Interesting. As a starting point, the Transparency Code (which predates GDPR) includes the following on Data Protection:-
The Government believes that local transparency can be implemented in a way that complies with the Data Protection Act 1998. Where local authorities are disclosing information which potentially engages the Data Protection Act 1998, they must ensure that the publication of that information is compliant with the provisions of that Act. The Data Protection Act 1998 does not restrict or inhibit information being published about councillors or senior local authority officers because of the legitimate public interest in the scrutiny of such senior individuals and decision makers. The Data Protection Act 1998 also does not automatically prohibit information being published naming the suppliers with whom the authority has contracts, including sole traders, because of the public interest in accountability and transparency in the spending of public money.

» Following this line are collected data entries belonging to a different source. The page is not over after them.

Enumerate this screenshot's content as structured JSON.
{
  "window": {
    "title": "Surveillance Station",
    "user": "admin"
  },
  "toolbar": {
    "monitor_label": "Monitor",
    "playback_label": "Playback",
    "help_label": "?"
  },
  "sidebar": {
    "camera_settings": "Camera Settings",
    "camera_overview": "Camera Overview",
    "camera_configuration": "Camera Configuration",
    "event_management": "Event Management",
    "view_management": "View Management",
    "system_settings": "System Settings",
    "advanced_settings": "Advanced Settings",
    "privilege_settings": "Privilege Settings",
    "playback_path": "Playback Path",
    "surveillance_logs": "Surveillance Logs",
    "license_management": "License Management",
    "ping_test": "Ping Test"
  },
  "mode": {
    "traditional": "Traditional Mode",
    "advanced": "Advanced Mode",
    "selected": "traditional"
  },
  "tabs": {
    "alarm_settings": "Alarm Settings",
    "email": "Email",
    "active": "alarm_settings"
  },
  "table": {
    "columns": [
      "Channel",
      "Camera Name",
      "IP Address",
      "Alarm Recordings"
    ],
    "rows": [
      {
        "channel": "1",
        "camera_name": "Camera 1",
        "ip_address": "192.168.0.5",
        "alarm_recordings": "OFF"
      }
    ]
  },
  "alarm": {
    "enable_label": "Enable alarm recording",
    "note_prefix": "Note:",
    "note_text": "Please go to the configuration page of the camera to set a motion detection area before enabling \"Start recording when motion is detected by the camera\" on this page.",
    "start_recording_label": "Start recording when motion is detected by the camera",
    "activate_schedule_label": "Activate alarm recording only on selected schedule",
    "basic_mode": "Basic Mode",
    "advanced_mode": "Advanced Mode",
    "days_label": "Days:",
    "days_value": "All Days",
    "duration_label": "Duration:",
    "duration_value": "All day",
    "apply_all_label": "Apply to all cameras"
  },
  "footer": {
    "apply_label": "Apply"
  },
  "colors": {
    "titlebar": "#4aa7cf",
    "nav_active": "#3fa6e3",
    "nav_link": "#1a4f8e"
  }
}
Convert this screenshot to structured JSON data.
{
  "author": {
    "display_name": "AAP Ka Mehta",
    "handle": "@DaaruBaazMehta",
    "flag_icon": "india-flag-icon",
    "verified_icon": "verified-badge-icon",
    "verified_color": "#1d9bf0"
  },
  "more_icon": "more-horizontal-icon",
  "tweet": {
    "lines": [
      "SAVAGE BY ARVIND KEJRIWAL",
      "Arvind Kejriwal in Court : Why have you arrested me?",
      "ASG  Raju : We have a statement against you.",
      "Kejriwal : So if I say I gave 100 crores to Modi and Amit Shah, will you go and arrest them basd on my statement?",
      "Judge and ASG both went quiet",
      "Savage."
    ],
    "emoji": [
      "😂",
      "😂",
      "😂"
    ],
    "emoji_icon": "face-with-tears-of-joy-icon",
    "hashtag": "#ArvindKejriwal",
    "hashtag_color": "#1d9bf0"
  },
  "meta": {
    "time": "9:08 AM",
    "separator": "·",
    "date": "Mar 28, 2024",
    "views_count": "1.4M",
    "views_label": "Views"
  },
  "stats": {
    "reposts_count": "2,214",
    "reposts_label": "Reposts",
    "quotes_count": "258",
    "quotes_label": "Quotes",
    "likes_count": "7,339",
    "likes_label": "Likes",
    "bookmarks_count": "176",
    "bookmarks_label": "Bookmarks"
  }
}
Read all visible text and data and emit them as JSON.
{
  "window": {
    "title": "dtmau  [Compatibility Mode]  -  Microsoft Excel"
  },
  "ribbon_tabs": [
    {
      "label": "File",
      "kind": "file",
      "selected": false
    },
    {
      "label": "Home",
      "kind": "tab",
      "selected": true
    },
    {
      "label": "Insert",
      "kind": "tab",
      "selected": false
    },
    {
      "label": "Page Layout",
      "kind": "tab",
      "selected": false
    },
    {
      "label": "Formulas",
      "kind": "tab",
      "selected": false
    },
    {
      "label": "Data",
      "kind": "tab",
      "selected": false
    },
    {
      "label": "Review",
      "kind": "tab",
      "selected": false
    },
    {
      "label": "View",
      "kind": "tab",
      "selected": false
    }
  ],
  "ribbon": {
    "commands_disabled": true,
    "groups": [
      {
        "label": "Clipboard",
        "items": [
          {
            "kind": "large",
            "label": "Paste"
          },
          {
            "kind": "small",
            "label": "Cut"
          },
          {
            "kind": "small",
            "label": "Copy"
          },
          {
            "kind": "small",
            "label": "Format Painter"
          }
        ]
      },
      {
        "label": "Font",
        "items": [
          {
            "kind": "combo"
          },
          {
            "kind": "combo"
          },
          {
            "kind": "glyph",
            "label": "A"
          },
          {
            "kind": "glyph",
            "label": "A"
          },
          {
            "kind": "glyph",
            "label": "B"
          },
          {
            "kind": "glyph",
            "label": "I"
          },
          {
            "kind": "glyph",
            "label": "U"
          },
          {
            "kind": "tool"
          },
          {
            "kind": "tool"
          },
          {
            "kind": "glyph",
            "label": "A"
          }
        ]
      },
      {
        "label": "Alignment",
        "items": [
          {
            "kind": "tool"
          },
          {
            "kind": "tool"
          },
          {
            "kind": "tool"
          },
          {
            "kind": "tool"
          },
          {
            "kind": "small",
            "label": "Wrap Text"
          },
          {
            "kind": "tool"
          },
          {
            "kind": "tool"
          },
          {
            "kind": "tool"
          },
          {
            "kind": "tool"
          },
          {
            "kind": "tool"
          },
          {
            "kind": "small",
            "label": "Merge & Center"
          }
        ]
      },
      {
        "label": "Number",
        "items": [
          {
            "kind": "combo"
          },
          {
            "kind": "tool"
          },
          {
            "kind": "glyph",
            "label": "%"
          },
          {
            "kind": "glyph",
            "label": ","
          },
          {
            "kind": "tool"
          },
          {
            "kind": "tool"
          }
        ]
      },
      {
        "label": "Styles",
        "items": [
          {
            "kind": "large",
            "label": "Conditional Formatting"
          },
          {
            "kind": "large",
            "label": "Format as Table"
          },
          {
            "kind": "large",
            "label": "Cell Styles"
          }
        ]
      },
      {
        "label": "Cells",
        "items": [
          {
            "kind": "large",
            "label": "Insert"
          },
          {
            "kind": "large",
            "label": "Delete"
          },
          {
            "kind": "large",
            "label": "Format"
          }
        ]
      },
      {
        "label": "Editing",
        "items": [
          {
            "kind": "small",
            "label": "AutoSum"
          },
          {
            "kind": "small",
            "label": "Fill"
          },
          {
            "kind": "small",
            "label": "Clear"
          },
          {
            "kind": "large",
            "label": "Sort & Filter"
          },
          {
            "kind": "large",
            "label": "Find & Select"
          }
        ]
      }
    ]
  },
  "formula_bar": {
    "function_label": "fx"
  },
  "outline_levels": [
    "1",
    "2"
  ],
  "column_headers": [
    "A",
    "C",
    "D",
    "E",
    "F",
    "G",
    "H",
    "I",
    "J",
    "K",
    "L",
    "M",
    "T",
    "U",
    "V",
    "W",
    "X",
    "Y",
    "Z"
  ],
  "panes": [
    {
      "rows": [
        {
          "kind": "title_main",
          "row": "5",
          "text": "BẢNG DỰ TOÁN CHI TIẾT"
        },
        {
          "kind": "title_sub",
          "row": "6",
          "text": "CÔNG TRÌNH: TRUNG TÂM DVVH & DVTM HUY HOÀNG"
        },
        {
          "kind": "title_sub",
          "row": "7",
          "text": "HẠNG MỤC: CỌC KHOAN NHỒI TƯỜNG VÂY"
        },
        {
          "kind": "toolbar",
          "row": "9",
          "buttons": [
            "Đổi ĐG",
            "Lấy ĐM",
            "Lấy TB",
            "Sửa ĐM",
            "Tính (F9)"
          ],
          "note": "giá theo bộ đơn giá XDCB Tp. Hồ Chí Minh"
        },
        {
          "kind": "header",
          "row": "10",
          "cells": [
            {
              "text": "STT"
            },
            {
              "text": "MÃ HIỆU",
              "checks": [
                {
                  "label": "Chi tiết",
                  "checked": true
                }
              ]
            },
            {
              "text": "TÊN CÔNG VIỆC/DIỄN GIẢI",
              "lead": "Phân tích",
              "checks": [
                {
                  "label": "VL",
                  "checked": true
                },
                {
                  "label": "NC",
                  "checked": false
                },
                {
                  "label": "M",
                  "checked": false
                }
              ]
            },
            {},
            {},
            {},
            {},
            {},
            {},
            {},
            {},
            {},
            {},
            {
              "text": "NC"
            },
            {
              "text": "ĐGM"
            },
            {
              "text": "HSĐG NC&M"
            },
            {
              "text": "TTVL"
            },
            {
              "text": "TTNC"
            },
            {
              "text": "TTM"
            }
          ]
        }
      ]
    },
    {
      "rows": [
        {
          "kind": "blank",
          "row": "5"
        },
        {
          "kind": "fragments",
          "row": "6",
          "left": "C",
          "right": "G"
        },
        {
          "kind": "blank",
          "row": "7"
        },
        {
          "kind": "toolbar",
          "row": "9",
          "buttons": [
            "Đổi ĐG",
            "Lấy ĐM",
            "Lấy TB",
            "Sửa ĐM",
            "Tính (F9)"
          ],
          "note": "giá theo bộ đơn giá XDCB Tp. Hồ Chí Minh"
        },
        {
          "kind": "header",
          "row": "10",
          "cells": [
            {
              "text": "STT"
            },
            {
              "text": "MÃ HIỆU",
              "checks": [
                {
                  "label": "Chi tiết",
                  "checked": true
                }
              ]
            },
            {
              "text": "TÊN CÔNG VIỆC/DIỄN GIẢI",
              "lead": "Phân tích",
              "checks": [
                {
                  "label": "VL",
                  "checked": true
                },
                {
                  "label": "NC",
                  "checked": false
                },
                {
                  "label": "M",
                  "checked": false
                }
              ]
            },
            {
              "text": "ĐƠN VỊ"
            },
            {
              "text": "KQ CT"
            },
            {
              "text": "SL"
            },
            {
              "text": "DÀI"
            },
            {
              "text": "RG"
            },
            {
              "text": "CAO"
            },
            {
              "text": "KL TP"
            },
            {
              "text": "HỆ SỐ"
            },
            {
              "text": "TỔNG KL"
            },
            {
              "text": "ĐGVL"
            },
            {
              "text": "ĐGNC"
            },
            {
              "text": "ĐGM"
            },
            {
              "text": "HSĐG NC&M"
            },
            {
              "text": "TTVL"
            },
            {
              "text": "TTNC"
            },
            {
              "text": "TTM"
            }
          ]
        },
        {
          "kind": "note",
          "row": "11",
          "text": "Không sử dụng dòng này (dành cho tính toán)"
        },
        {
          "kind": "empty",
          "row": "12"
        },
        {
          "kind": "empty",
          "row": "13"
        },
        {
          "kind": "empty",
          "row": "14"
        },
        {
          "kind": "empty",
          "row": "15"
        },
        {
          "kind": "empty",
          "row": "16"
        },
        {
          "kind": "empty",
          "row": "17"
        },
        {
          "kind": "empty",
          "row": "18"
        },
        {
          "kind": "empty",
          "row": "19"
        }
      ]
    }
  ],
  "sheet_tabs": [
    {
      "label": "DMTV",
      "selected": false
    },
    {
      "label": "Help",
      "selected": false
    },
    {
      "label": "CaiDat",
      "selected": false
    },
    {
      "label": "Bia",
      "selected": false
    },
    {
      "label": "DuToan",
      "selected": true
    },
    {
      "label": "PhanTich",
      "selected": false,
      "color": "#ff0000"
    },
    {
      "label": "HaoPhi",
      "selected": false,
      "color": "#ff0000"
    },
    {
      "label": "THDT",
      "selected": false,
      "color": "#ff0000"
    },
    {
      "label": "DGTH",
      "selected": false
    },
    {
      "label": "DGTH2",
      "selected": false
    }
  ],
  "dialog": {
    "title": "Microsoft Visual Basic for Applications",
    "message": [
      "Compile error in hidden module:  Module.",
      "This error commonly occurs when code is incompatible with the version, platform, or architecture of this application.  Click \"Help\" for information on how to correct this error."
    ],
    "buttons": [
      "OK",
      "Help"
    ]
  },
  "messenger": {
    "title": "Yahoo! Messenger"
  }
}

...and this on Commercial Confidentiality:-
The Government has not seen any evidence that publishing details about contracts entered into by local authorities would prejudice procurement exercises or the interests of commercial organisations, or breach commercial confidentiality unless specific confidentiality clauses are included in contracts. Local authorities should expect to publish details of contracts newly entered into – commercial confidentiality should not, in itself, be a reason for local authorities to not follow the provisions of this Code. Therefore, local authorities should consider inserting clauses in new contracts allowing for the disclosure of data in compliance with this Code.
The spirit of this is clear and I am not aware of any part of the GDPR legislation that would override this, so I suspect that this is either a misinterpretation of the legislation or a means to reduce disclosure. One for the NALC legal bods methinks!